POLITICAL NOTES [not possible to avoid them]

It's tradition for the sitting President to appear and speak at the National Prayer Breakfast in Washington D.C. Apparently Mr. Obama was urged to skip it this year, but it's nice to know that he still has at least a few political/public service instincts intact, and he did attend.

His speech was notable for what has become his customary tone: whining and scolding and preaching, and singing the chorus from that famous Beatle hit, I, Me, Mine. [He seems to have missed the interview where George Harrison explained that the song was about ego as a problem, not as an ambition. Mr. Obama has an uncomfortable penchant for trying to see how many time he can utter "I, me, and mine" in one speech. This one was no exception, despite the fact that it's supposed to be about faith in God -- well, no wonder he got confused.]

Matters of Ego aside [u-u-u-u-n-n-h.... PUSH!!!!], the President out-did his growing reputation for total cluelessness about the fundamentals of his job, when he repeated an account of heroic American service in Haiti, as carried out by our military. I'm sure he thought this would be a good opportunity to, FOR ONCE, say something complimentary about America and its service members. However, since this is something which does not come naturally to him and he must be fed such material by his handy teleprompter, once again POTUS stepped in it -- revealing not only his ignorance but his supreme overconfidence in spite of that ignorance, and his failure to do his homework about things dear to America's heart.

Mr. Obama told of an American (Haitian descent) Naval officer administering help to an earthquake victim. He identified, or rather mis-identified, one "Christian" Brossard as a "translator" -- in fact, Hospitalman Petty Officer Christopher Brossard is a Navy Corpsman, that trusted and valued adjunct to all Marine companies, as well as other branches, charged with giving emergency medical treatment in the heat of battle before casualties are evac-ed to safety, as well as providing medic services within military hospitals. For Hospitalman Brossard, translating was just a happy accident of his Haitian roots, something he could employ while doing what he came to do.

Mr. Obama's ill-mannered stumble on Brossard's name was inexcusable in this setting, and whoever prepared his remarks should face consequences (which, of course, will never happen). But more telling was the mistake which was Mr. Obama's own, showing the kind of carelessness towards his duties as Commander-in-Chief for which he is now justly famous.

If he had anything but a tin ear for his military responsibilities, Mr. Obama would know that Hospitalman Brossard's highly respected MOS (that's Military Operation Specialty, Mr. President) is that of Navy Corpsman. That's pronounced "COR-MAN", Mr. President, not "CORPSE-MAN", as you said it, TWICE, in your Prayer Breakfast speech.

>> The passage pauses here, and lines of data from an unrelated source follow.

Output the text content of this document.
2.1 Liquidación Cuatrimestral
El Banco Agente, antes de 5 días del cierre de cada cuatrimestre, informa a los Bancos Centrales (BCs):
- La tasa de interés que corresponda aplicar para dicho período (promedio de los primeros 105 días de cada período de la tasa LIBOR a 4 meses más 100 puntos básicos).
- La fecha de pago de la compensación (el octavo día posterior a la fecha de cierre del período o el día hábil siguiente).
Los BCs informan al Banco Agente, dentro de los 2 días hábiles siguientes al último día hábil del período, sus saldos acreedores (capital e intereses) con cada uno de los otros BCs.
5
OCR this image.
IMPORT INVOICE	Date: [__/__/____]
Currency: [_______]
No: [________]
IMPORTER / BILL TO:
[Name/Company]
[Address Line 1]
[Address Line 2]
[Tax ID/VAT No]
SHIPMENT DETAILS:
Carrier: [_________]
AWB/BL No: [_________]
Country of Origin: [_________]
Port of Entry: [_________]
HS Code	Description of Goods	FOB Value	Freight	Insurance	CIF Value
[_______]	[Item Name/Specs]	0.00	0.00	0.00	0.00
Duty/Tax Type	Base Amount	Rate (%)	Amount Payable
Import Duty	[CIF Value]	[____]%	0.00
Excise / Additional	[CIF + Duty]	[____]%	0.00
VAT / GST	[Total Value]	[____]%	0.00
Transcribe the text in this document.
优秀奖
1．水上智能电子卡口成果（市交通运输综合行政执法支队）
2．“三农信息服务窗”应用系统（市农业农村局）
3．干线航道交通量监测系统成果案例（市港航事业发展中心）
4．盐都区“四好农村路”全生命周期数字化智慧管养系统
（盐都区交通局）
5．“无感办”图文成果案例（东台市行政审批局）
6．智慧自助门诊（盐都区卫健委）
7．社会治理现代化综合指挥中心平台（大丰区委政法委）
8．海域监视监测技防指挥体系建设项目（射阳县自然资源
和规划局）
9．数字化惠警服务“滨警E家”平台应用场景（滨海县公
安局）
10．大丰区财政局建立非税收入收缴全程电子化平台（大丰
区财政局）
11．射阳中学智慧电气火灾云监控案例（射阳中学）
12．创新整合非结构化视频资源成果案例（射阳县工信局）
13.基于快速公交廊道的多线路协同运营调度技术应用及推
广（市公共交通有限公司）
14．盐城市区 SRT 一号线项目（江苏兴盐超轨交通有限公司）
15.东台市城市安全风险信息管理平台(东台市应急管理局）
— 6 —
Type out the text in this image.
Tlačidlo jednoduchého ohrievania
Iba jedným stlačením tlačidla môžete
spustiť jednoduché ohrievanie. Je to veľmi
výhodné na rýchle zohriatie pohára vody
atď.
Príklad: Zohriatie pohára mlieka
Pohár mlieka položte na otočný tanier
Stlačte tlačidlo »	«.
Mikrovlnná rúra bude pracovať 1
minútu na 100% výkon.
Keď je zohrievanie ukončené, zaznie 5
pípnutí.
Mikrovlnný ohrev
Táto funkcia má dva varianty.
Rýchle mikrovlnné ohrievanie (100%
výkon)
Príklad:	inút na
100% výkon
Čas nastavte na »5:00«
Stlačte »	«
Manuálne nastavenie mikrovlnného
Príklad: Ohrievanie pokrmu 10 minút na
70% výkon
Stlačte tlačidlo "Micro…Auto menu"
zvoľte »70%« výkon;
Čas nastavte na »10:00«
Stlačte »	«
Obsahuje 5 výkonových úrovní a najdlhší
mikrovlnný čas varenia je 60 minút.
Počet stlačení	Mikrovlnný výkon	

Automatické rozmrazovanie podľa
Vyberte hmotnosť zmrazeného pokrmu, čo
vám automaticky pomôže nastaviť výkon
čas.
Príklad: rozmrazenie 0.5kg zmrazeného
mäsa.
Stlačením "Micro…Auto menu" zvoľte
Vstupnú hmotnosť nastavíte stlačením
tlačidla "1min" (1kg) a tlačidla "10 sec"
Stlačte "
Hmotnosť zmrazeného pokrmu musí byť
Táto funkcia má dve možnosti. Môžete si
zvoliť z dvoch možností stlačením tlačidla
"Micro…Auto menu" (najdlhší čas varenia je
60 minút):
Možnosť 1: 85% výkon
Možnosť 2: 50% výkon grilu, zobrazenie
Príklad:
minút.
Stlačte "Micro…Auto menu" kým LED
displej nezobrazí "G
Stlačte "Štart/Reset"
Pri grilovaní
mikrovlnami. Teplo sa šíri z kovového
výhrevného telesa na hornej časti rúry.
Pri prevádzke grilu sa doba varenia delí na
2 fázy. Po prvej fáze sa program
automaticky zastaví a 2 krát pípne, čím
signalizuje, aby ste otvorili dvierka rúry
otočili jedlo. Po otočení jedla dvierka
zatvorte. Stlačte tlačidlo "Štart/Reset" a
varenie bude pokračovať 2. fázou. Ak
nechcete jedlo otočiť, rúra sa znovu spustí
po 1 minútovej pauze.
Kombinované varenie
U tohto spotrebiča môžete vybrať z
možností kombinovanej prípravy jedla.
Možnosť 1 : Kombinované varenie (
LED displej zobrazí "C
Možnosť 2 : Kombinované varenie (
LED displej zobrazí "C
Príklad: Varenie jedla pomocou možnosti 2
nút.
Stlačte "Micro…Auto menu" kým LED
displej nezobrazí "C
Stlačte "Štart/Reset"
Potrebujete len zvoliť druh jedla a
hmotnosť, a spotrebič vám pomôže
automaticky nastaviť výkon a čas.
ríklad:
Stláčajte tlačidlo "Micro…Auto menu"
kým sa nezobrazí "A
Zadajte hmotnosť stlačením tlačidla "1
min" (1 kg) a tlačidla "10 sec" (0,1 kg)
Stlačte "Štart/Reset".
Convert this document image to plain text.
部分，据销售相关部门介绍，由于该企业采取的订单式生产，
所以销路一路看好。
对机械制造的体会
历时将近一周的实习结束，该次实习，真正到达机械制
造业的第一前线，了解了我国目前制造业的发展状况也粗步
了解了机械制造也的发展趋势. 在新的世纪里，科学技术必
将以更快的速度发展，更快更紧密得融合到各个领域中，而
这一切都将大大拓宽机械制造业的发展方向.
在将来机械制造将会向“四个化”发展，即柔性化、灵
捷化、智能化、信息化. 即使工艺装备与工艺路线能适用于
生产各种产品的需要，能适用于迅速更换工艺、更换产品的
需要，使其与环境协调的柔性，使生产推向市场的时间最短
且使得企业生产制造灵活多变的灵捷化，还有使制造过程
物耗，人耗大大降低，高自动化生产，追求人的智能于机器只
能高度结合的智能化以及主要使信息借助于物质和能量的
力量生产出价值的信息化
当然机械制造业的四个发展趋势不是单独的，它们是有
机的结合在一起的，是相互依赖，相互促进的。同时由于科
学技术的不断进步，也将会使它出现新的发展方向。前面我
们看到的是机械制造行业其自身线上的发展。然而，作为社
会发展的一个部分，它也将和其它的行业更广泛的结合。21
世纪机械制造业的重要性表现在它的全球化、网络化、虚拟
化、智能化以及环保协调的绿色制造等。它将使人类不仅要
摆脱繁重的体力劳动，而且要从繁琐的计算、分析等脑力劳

I know it wasn't part of Saul Alinsky's vocabulary, and it doesn't come up much when you're kibbitzing with Rahm Emmanuel. But, Jaysus, even Jeremiah Wright would know what a corpsman was, and how to pronounce it! How could you get outta Harvard and not recognize the word "corps" on the page, Sir? How did it not come up, even in a non-military context? What sort of crap was on your reading list?

In the pithy words of Dennis Miller (referring, I think, to Bill Clinton, but I wouldn't swear to that), Mr. Obama, if you were any more low-rent, you'd be a spring break destination.


I've had it with this random stuff -- it's 4:00 a.m. Time to catch some Z's.